Netflix has quietly canceled The Ultimatum: Queer Love, its reality dating experiment centered on queer, lesbian, and nonbinary couples. The streaming giant confirmed the decision on Oct. 2, 2025, ending hopes for a third season of the all‑LGBTQ+ franchise.

The cancellation marks a sharp departure from Netflix’s earlier support for queer dating shows. The original “Ultimatum” format, The Ultimatum: Marry or Move On, continues unabated, suggesting the decision was specific to its queer iteration.

A Bold Experiment, Now Ended

First launched in May 2023, The Ultimatum: Queer Love offered a twist on the marriage ultimatum format: six queer couples, in which one partner had issued an ultimatum to marry or move on, would split up and potentially live with someone else before returning to decide their future together.

In its second and final season, which premiered in June 2025, the show relocated to Miami and again followed six new couple pairings through dramatic relationship tests. Host JoAnna Garcia Swisher guided the process, replacing the veteran duo Nick and Vanessa Lachey used in the straight‑couple version.

Why Cancel Now?

Netflix has not offered a detailed public explanation for the cancellation. However, insiders point to internal streamlining and shifting content priorities as possible causes. The queer version may have been deemed less viable in terms of “scale.” Meanwhile, the franchise’s heterosexual arm remains intact.

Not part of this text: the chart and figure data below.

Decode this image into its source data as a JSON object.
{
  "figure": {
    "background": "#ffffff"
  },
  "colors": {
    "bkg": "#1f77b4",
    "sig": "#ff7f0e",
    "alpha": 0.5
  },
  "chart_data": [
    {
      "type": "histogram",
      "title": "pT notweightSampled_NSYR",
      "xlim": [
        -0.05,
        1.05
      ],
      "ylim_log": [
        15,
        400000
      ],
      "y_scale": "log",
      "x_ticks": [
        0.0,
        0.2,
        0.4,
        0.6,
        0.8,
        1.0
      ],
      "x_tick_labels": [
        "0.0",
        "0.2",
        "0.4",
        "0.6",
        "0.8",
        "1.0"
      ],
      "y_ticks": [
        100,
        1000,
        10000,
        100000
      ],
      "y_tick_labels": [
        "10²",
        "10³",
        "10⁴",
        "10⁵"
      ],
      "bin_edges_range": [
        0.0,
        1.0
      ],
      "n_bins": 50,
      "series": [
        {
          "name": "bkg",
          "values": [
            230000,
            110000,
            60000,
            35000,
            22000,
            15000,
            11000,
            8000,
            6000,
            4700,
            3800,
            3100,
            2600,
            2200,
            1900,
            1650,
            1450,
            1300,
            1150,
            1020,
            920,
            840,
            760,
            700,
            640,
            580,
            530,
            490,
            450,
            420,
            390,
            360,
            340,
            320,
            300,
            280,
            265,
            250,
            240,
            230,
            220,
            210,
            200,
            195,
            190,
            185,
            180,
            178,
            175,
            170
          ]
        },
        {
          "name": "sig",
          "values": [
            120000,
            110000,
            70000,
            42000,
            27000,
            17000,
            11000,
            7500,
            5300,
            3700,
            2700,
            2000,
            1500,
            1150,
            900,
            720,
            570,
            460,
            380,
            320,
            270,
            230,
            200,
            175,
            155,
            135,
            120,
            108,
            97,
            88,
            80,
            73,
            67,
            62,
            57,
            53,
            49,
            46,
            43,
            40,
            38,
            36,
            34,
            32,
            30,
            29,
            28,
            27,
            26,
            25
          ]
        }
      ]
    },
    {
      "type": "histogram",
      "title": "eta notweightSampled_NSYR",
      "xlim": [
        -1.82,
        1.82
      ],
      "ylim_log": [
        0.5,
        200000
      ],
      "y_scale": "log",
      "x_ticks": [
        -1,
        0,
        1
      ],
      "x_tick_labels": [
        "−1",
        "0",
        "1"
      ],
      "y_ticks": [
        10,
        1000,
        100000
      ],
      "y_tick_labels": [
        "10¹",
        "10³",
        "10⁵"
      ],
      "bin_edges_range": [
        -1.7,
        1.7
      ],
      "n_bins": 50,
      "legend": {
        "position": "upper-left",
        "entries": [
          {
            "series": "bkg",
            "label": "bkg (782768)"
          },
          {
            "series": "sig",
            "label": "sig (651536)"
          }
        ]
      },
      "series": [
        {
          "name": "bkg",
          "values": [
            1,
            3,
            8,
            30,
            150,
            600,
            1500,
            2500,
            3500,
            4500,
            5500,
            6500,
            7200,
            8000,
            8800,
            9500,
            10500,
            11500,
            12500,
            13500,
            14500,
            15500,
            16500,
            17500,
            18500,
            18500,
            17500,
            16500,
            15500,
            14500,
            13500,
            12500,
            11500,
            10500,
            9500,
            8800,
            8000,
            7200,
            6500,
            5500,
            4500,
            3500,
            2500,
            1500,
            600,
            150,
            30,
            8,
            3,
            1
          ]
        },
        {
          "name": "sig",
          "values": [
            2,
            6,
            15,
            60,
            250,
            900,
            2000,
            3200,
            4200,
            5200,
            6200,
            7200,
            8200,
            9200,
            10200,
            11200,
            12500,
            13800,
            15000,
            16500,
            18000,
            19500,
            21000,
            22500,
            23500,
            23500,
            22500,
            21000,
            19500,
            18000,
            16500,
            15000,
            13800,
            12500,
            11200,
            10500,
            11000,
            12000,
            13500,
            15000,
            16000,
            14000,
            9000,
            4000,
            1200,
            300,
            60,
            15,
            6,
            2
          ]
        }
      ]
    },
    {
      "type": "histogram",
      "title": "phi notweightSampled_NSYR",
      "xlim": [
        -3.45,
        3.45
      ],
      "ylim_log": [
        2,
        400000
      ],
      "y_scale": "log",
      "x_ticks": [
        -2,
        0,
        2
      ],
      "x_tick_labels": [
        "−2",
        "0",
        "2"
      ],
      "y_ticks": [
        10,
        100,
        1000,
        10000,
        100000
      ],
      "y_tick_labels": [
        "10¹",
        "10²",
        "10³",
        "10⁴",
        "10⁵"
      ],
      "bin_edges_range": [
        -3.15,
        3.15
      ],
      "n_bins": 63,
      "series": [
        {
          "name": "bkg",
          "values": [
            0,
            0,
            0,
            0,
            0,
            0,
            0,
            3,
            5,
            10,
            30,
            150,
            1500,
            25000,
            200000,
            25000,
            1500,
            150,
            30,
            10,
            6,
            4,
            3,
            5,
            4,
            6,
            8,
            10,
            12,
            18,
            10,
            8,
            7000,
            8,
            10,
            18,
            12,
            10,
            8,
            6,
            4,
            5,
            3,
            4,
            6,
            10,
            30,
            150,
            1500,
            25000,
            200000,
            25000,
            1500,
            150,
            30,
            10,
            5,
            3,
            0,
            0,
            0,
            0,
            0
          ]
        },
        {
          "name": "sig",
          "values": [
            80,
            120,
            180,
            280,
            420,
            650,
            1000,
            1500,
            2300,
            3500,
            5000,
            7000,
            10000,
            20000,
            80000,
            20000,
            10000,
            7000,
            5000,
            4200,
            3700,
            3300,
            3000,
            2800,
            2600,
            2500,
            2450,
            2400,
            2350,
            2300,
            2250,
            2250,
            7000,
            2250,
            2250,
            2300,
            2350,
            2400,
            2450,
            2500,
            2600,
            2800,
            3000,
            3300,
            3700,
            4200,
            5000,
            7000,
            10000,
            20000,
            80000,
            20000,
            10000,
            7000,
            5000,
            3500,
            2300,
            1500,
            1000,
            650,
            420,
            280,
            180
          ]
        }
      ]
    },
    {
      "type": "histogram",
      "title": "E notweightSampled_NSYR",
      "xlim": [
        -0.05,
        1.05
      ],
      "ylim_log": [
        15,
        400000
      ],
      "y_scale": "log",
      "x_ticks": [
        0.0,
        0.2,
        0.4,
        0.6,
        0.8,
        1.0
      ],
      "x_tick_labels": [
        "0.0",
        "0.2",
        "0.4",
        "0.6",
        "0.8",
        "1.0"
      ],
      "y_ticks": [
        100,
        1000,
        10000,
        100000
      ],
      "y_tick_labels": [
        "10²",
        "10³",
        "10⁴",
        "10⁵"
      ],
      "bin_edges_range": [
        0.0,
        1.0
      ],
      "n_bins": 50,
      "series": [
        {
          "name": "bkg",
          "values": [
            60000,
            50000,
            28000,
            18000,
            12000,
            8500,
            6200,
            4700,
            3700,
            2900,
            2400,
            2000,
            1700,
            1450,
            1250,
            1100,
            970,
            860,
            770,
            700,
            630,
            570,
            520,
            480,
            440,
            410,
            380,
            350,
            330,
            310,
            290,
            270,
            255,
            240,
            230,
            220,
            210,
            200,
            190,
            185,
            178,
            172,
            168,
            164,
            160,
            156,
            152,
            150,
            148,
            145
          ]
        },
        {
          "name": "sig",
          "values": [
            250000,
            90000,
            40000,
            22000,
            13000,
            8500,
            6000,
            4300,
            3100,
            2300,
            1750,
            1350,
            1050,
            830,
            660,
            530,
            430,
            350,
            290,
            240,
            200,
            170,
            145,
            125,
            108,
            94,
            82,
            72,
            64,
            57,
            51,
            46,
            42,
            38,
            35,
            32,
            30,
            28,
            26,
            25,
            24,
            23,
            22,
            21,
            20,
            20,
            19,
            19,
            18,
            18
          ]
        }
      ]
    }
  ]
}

The decision follows a broader trend of streaming services cutting reality formats, especially those targeting niche or marginalized audiences.

Legacy and Lessons

Despite its ending, The Ultimatum: Queer Love achieved something rare: a mainstream reality show focused entirely on queer relationships, with more complexity than token representation. Its second season produced a striking reunion special, marked by heated confrontation and confession among former partners.

In reviews, some asserted that while the show had flaws, it still offered moments of representation often missing in mainstream media: queer women negotiating commitment, power dynamics, and family pressure outside the standard “gay marriage” narrative.

Now that the show is gone, the queer community can hope future streaming projects will adopt lessons from its run: cast authentically, interrogate intimacy boundaries, and center queer voices not just as cast but in leadership roles behind the scenes.